Blog on caregiver, cleaning and health care related matters.
Mar-31-2018 | Uncategorized,
All About Alzheimer’s Disease
Alzheimer’s disease is a degenerative brain disorder that largely affects people age 65 or older. The symptoms of Alzheimer’s progress in stages with time and eventually become completely debilitating. Early on, the Alzheimer’s patient may only show some signs, including short-term memory loss, misplacing items, losing one’s bearings, difficulty sleeping, and anxiety. However, as time goes on, the symptoms become more serious. These symptoms include:
● Troubles with money
● Difficulty completing sequential tasks
● Long-term memory loss
● Agitation and extreme mood swings
● Inability to problem solve
● Confusion with time and place
● Communication issues
● Wandering or frequently getting lost
● Repetitive speech or actions
● Eating things that are not edible
● Issues with spatial relationships
● Seemingly purposeless activities
● Social withdrawal
● Deteriorating motor skills
● Forgetting friends and family
● Disregarding personal hygiene
● Issues getting dressed
● Forgetting to eat
● Inappropriate behavior
● Severe depression
● Delusions or paranoia
● Aggressive, even violent, behaviors
Alzheimer’s Disease and Caregiving
Because the progressive symptoms make it difficult to live on one’s own, Alzheimer’s patients eventually must rely on a caregiver. In the United States, an estimated 15.7 million adult family caregivers care for someone who has Alzheimer’s disease or other dementia. Furthermore, the economic value of the care provided by these unpaid caregivers was an estimated $217.7 billion in the year 2014.
Caregiving for an Alzheimer’s patient is a noble but difficult task. Every day is different when dealing with dementia, but one can guarantee that the disease only gets worse as time goes on. Watching a loved one’s health and mind deteriorate can truly take its toll on a caregiver’s mental health. While there’s nothing one can do to reverse the symptoms of the disease, there are home modifications that can help make the process of caregiving somewhat easier. Below, we have highlighted some of those preparations.
Making Hygiene Easier
The bathroom is considered the most dangerous room in the house. A simple slip-and-fall in the bathroom can put an Alzheimer’s patient in the hospital. To help prevent injury, install non-slip decals not just in the tub, but also along the floor in place of shower rugs. While a shaggy bath mat may be nice for your use, they are actually just another tripping hazard for someone with limited mobility.
As Alzheimer’s disease progresses, caregivers have to help the patient with daily bathing. Installing a shower chair is an easy way to turn a typical bathtub into a safe place for bathing. Use a tape measure to estimate the size of the bench you will need, and visit your nearest hardware store to get a model that is right for you. Furthermore, a handheld nozzle can make the task simpler by providing the reach you need for efficient bathing. You may also want to keep a designated towel nearby to place over the patient’s torso as a way to give them a modicum of privacy that can also preserve their dignity.

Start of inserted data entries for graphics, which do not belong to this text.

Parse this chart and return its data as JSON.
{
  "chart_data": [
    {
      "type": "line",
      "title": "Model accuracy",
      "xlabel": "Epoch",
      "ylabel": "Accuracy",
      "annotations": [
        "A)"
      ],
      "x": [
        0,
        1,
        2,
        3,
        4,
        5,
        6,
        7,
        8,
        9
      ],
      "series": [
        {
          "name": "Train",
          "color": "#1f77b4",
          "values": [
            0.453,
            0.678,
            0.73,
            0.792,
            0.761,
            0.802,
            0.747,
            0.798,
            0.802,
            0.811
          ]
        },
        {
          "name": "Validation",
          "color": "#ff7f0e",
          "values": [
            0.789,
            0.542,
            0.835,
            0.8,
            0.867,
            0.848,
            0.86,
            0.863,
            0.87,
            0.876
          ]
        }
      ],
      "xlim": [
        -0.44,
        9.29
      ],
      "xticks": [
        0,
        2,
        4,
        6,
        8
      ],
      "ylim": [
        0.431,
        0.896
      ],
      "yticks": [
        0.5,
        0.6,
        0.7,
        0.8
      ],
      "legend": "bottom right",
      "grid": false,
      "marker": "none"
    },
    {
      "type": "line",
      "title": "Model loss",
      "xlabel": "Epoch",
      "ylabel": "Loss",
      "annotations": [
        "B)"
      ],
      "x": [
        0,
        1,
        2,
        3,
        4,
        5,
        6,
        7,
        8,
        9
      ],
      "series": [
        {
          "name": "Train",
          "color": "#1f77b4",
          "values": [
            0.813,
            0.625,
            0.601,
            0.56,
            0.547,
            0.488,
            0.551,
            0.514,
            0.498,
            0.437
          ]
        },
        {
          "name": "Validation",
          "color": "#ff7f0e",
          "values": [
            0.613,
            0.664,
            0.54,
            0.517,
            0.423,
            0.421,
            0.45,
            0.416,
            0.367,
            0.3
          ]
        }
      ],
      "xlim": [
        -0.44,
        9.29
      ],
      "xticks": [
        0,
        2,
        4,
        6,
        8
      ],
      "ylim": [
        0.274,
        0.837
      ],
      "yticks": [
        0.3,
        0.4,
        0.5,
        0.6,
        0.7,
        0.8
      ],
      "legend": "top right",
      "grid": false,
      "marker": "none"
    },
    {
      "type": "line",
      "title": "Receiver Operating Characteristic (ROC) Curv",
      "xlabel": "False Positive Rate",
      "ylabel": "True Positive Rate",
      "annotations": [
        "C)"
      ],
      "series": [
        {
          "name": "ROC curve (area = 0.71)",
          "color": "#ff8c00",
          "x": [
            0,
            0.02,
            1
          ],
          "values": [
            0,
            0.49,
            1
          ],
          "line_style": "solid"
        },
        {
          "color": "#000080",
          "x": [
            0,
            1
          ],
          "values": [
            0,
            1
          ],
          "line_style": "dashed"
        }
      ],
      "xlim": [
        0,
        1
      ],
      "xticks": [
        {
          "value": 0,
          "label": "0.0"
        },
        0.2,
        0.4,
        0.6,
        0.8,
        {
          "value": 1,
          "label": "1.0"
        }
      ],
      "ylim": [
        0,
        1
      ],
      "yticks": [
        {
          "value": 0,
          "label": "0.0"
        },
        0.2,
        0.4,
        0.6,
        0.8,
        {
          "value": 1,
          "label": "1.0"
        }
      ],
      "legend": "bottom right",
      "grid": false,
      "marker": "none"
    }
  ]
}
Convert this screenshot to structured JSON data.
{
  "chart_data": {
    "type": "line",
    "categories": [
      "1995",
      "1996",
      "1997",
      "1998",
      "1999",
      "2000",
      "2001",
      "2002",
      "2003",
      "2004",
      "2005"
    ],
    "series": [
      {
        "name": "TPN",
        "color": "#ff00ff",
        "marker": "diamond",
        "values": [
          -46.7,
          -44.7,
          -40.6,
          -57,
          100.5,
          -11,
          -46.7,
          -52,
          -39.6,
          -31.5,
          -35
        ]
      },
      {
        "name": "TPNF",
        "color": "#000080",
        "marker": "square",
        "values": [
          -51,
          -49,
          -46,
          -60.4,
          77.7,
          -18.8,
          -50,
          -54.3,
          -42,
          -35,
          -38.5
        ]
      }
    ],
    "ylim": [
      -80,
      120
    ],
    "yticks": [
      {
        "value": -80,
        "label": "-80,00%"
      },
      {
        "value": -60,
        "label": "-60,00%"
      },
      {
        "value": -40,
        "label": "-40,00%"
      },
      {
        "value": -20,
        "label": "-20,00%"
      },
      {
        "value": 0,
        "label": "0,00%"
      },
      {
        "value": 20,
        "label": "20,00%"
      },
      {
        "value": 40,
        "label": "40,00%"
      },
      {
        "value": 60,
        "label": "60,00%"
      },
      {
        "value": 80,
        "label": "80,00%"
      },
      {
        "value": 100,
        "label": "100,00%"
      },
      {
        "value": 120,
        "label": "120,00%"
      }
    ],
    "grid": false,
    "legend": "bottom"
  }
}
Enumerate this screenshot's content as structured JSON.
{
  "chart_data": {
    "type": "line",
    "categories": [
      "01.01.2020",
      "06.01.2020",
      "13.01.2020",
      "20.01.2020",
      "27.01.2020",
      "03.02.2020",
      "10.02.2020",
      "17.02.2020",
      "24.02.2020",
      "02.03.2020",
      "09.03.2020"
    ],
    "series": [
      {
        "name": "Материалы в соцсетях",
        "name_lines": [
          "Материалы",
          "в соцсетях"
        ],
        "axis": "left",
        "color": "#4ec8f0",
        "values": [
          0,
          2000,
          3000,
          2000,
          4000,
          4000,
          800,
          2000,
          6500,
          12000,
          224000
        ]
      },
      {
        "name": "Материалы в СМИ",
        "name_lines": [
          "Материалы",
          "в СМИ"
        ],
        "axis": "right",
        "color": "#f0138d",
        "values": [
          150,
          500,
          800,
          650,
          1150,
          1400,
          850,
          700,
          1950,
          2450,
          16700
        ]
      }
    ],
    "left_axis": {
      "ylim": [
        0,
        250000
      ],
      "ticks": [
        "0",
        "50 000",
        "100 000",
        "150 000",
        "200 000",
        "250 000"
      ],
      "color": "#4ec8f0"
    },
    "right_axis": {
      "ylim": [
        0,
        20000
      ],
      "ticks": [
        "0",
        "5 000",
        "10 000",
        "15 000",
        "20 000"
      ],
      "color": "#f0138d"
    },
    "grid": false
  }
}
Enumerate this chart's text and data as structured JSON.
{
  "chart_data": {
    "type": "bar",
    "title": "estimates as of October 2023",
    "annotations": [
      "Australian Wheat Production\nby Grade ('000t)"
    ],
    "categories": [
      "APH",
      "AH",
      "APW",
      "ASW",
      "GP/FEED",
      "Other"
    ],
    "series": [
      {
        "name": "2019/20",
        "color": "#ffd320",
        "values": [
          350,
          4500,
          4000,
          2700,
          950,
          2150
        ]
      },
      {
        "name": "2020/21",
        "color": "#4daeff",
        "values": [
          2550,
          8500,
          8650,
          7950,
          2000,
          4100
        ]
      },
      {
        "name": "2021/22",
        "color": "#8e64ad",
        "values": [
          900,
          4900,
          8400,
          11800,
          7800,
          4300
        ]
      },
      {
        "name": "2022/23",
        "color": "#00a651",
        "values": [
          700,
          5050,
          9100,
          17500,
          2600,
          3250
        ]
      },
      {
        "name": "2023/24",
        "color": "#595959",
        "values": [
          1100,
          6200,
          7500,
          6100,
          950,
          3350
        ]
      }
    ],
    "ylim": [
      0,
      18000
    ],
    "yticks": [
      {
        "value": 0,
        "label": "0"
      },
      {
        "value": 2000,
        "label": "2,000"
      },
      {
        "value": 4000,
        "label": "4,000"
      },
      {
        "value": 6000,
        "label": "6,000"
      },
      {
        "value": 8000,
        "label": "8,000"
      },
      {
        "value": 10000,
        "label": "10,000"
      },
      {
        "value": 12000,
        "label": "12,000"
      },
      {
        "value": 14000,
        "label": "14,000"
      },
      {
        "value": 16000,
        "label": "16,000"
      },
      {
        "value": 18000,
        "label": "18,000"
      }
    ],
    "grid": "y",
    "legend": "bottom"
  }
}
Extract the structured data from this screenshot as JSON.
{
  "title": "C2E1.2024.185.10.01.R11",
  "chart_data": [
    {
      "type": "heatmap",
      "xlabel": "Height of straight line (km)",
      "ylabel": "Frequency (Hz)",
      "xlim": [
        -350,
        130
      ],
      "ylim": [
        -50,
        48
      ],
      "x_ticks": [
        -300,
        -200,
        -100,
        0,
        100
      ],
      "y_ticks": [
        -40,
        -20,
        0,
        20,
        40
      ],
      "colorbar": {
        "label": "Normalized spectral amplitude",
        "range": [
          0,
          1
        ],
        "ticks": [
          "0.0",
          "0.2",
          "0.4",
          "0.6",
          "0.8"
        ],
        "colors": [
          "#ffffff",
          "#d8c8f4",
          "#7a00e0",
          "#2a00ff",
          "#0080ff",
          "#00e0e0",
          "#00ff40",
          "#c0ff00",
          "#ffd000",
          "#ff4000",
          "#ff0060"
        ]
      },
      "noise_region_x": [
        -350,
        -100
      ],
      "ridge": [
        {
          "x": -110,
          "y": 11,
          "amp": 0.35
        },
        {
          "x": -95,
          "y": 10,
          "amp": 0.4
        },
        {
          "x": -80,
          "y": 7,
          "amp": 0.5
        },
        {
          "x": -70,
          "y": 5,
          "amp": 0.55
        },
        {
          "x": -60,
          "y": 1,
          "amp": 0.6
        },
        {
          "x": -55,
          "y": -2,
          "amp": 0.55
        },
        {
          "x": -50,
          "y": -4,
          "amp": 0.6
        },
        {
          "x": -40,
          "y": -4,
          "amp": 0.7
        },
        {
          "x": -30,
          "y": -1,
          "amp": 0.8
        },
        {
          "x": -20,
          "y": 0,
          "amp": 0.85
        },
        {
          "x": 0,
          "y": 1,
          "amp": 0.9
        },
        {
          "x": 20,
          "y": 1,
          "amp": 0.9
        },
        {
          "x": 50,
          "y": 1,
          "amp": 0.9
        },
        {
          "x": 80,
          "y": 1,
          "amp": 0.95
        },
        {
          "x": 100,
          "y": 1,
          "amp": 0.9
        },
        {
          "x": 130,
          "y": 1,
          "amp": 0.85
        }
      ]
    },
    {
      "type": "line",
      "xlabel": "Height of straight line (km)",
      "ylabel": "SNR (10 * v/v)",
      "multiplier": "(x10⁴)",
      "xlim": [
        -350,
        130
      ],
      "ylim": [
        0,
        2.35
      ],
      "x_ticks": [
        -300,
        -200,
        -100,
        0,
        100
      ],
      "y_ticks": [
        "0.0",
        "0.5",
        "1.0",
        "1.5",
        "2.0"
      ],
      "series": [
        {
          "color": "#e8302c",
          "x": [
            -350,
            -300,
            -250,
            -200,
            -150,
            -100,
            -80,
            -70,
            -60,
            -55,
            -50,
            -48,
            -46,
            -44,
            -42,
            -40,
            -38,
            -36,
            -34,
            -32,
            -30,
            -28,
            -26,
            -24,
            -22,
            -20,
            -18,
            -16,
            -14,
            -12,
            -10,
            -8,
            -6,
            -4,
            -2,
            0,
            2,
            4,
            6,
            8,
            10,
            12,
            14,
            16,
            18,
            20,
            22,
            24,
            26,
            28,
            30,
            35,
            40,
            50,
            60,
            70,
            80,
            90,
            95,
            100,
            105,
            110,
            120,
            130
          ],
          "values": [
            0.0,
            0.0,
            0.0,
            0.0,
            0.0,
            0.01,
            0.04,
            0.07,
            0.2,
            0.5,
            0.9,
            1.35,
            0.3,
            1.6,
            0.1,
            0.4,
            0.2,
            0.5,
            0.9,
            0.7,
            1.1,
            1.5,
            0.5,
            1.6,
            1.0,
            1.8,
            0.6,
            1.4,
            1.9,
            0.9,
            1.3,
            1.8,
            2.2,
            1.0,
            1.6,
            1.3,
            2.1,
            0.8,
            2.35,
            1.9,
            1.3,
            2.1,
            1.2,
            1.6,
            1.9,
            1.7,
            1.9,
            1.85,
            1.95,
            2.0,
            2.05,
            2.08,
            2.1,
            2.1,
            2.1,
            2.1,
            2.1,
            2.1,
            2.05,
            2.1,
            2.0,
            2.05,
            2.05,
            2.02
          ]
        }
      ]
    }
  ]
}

When most seniors age, they can use a cane or walker to add stability in order to prevent falls. Alzheimer’s patients can often be stubborn and refuse to use these mobility aids. To help prevent falls, try the following:
● Ensure your home is well lit in every room.
● Provide visual cues that help them identify which room they are in.
● Clear your home of tripping hazards such as low profile furniture.
● Outfit them with safe and supportive footwear.
● Install grab bars throughout the house.
Alzheimer’s is a degenerative brain disease that requires more and more care as the patient ages. For millions of people, it comes in the form of family members or friends stepping up to act as informal caregivers. While caregiving is difficult, you can make it a bit easier by modifying things around the house to make it safer and easier to navigate. Safety measures in the bathroom reduce risks in the most dangerous room in the house. Beyond that, try preventing falls by reducing trip risks throughout the house. These simple things can make a big difference when it comes to Alzheimer’s caregiving.